Set up three years ago as part of a franchise, recently rebranded the Chorlton-based family-run chocolate shop and cafe, as the Cocoa Tree. Packed with strong independent businesses, Chorlton, with its community feel, is “the perfect location” for the store, owner Lyndsey explained to TNT.
Cool and air conditioned, the cafe is dotted with little wooden tables and comfy armchairs. Floral wallpaper covers one wall, adding to the dainty atmosphere of the place. The cafe menu comprises simple comfort foods such as scones, crumpets and brownies – all costing around the very reasonable £2.50 mark – a range of teas, coffees and hot chocolates.
The shop has a set variety of chocolates – including such favourites as the salted caramel truffle, and the strawberries and clotted cream truffle – and introduces four ‘special guest’ chocolates at a time which change seasonally. All chocolates are lovingly crafted on site and decorated by hand.
TNT were given a selection of six of the most popular chocolates to sample – set in a box tied with a silky ribbon and presented to us in a quaint brown paper bag sporting the Cocoa Tree logo.
All of the chocolate displayed here, Lyndsey explained, are from ethical co-operative companies, where the profit stays within the country in which the chocolate is produced. On sale here was chocolate from Madagascar, for example, which is apparently an up and coming country in the chocolate trade.
We had an Aztec hot chocolate – what Lyndsey described as “our take on how chocolate was enjoyed when it was first discovered by the Aztec’s.” This Madagascan blend of dark chocolate, ginger, cayenne cinnamon and nutmeg with hot water as opposed to whole milk, is spicy and flavoursome, and not too rich and sickly as many coffee shop hot chocolates air towards.
A waitress told TNT that all their drinks are made with the same chocolates from which they make their truffles – and so, “if you like our chocolate, you like our drinks!”
TNT also sampled an iced chocolate, which is made by melting the chocolate and combining it with ice cream, which they source from Derbyshire and is of the highest quality. The drink was cool, light and foamy with a glorious chocolatey flavour. It was extremely moreish.
Furthermore, we had a chocolate fondue to taste. A recent addition to the menu, and costing £3.50, this comprised a delicate teacup brimming with milk-chocolate dip alongside an assortment of strawberries, banana slices, cubes of fudge and spongey marshmallows.
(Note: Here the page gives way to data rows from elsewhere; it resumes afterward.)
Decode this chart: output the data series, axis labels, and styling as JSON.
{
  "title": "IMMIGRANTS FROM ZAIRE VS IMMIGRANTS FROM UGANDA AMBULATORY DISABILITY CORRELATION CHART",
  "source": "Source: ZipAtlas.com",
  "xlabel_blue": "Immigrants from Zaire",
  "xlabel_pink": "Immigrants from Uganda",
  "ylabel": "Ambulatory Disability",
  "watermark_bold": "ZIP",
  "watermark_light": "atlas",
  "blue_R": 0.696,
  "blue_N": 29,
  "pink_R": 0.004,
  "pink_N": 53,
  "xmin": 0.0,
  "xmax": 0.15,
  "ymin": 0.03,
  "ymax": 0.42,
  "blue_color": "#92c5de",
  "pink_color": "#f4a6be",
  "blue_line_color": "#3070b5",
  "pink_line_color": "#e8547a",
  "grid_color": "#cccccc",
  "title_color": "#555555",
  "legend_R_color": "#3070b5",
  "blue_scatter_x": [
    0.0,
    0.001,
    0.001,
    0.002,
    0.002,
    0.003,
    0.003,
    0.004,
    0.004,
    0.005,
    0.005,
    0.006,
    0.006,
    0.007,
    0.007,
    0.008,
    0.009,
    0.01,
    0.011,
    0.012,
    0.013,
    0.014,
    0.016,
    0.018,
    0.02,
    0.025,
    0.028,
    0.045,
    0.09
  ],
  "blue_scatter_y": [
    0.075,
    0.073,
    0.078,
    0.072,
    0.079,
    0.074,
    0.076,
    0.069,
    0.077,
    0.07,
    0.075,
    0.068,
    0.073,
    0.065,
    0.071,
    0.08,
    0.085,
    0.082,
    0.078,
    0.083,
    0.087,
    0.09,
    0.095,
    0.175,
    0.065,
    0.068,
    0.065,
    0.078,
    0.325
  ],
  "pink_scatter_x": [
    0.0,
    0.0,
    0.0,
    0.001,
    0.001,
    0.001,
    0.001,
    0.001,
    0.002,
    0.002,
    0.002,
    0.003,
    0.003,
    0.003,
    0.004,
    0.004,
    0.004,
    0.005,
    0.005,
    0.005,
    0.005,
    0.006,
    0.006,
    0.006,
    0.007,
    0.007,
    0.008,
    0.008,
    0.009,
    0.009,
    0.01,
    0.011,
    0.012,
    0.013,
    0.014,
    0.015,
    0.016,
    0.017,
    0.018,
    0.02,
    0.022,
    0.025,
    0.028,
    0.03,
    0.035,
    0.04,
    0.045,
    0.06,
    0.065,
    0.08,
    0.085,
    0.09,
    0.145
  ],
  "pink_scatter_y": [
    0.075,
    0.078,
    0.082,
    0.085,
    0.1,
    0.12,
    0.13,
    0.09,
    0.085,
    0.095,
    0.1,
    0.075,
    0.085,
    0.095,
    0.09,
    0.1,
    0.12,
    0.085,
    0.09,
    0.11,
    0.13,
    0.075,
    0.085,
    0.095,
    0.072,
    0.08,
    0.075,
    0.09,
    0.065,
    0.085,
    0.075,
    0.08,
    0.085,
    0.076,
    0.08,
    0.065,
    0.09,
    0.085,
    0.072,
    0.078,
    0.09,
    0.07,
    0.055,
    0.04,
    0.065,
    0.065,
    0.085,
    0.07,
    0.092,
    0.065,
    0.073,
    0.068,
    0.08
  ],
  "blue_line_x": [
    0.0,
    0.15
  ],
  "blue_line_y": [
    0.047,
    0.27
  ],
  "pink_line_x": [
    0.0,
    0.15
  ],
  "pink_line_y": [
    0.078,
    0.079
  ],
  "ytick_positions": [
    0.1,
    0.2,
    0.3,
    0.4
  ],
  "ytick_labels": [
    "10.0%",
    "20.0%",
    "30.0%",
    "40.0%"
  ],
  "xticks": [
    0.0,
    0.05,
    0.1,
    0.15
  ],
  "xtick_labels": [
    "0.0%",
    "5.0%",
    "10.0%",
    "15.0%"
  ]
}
TNT were also offered a salted caramel brownie, baked by local gem Nicky Griffiths. The plate was adorned with milk chocolate drizzled into a heart shape. The brownie was squidgy and gooey and surpassed every expectation, although the salted caramel flavour was not hugely apparent.
Whilst there, TNT noticed how waitresses addressed customers by name, were aware of their particular favourites, and overall had established a close relationship with them. We were impressed by the degree of personalisation to the service. Evidently, Cocoa Tree has already generated for itself a loyal following.